The Art of File Format

Sunday, September 4, 2011

How to avoid ‘automatic’ cell formula conversion in NPOI

In all versions of NPOI including 1.2.4 alpha, someone may find that there is a weird issue which is different from the default behavior of Excel 2003/2007. If the xls is created by NPOI, no matter what you inputed, for example, 1-1, the cell will be converted to a formula cell. However, when you create a empty xls using Office 2003/Office 2007, this issue never happen.

After some research, I found that the issue is caused by two property in WSBoolRecord. They are AlternativeExpression and AlternativeFormula. To find the corresponding option in Office 2007, click Office icon – > Excel Options –> Advanced –> Lotus Compatibility settings:

Transition Formula Entry and Transition Formula Expression.

By default, both should not be checked. However, if the file is created by NPOI, both are checked. That’s why 1-1 is recognized as =1-1 instead of Jan 1.

We will fix this issue in NPOI 1.2.4 final release. However, to avoid this issue in previous releases, you can set AlternativeExpression and AlternativeFormula to false for each sheet. Here is the code example to modify sheet 0

((HSSFSheet)hssfworkbook.GetSheetAt(0)).AlternativeFormula = false;
((HSSFSheet)hssfworkbook.GetSheetAt(0)).AlternativeExpression = false;

Wednesday, August 17, 2011

Weird Office Excel Date System

Before coding NPOI, I always thought Excel use standard file date system and no doubt on its design. However, several days ago, I found that I had to convert date number read from raw stream to REAL date system because Excel use a very different date system, which are called 1900 and 1904 date system.

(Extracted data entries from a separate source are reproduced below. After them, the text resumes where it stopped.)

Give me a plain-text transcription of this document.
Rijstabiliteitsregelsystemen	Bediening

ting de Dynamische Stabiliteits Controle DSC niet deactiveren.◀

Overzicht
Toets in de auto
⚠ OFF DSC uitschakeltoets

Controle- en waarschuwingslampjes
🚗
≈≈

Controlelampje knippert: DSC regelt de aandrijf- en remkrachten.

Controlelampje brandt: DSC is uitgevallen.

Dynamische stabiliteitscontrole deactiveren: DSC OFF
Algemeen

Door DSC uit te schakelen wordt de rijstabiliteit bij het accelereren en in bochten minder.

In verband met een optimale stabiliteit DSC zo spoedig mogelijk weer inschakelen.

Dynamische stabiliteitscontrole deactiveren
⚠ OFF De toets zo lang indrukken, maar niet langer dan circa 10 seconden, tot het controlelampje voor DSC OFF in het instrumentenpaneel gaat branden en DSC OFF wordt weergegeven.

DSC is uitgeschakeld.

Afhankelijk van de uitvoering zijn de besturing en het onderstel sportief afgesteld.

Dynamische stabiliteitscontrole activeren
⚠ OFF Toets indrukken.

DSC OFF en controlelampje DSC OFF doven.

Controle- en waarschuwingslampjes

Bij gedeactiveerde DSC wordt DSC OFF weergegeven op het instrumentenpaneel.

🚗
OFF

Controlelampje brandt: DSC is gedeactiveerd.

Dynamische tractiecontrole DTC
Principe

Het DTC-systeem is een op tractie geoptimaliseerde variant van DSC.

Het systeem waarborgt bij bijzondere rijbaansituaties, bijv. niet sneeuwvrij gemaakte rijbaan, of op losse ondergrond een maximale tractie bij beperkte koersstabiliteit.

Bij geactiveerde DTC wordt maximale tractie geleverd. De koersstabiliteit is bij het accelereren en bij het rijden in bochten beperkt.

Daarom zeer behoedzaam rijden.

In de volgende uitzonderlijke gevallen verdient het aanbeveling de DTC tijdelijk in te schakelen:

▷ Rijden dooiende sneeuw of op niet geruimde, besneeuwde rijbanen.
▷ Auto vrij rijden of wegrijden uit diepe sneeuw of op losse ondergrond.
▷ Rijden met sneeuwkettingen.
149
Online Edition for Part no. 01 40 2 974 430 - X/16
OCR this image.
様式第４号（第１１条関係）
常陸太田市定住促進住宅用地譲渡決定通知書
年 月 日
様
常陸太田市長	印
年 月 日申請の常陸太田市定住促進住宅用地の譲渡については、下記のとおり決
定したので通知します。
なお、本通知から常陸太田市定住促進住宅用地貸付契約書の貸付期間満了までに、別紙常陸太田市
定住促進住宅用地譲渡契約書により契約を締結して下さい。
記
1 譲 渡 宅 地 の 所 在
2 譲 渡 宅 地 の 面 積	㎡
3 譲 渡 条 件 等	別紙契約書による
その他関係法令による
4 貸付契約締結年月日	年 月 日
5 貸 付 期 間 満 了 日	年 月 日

Here is a description from KB180162:

The 1900 Date System

In the 1900 date system, the first day that is supported is January 1, 1900. When you enter a date, the date is converted into a serial number that represents the number of elapsed days since January 1, 1900. For example, if you enter July 5, 1998, Microsoft Excel converts the date to the serial number 35981.
By default, Microsoft Excel for Windows and Microsoft Excel for Windows NT use the 1900 date system. The 1900 date system allows greater compatibility between Microsoft Excel and other spreadsheet programs, such as Lotus 1-2-3, that are designed to run under MS-DOS or Microsoft Windows.

The 1904 Date System

In the 1904 date system, the first day that is supported is January 1, 1904. When you enter a date, the date is converted into a serial number that represents the number of elapsed days since January 1, 1904. For example, if you enter July 5, 1998, Microsoft Excel converts the date to the serial number 34519.
By default, Microsoft Excel for the Macintosh uses the 1904 date system. Because of the design of early Macintosh computers, dates before January 1, 1904 were not supported; this design was intended to prevent problems related to the fact that 1900 was not a leap year. Note that if you switch to the 1900 date system, Microsoft Excel for the Macintosh does support dates as early as January 1, 1900.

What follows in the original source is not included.